By a 39-6 margin, the House Commerce Committee has approved a sweeping bill, the aim of which is to resolve many of the problems facing the United States’ waste management program.
The bipartisan measure would require the Department of Energy to establish an interim storage facility for spent nuclear fuel at Yucca Mountain, Nevada, by 30 June, 2003. It would also direct the DOE to build and operate a permanent geologic repository by 17 January 2010. And it would address challenges to the financial viability of the DOE’s waste management programme by restoring the Nuclear Waste Fund to its original off-budget status. That would allow the fund to be used for its intended purpose without regard to budget caps and other considerations.
The Nuclear Energy Institute, the nuclear industry’s trade association in Washington DC, called the measure “an important, bipartisan step” that “goes a considerable way toward meeting the government’s responsibility” to safely manage and isolate spent nuclear fuel.
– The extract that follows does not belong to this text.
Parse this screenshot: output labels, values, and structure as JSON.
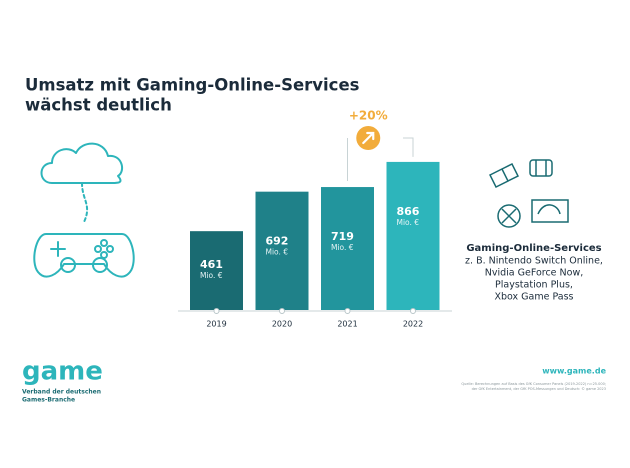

The Institute noted that the bill incorporates a trade-off originally proposed by Energy Secretary Bill Richardson in which utilities would drop their lawsuits against the federal government in return for the DOE taking title to their spent nuclear fuel.
Nevertheless, President Clinton has once again threatened to veto the measure. The White House opposes any plan under which an interim waste facility would be sited in advance of a scientific finding of Yucca Mountain’s suitability to host a permanent repository. In addition, the White House opposes taking the Nuclear Waste Fund off-budget.
The committee rejected a provision that had been included in an earlier version of the bill that would prevent the Goshute tribe in Utah from continuing negotiations with utilities for construction of a private interim storage facility for spent fuel on their lands (See NEI Apr 99, p8).
Members of the House panel who praised the bill included Rep John Dingell (Democrat-Michigan), who said the provision resolving the legal disputes between utilities and the Energy Department represents “a significant change”.
But several committee members who voted for the bill also added that it needs to be strengthened when it comes up for a vote in the House. Reps. Michael Bilirakis (Republican-Florida) and Bart Stupak (Democrat-Michigan), for example, said they will offer as amendments some type of accountability mechanism to ensure that DOE meets the required deadlines.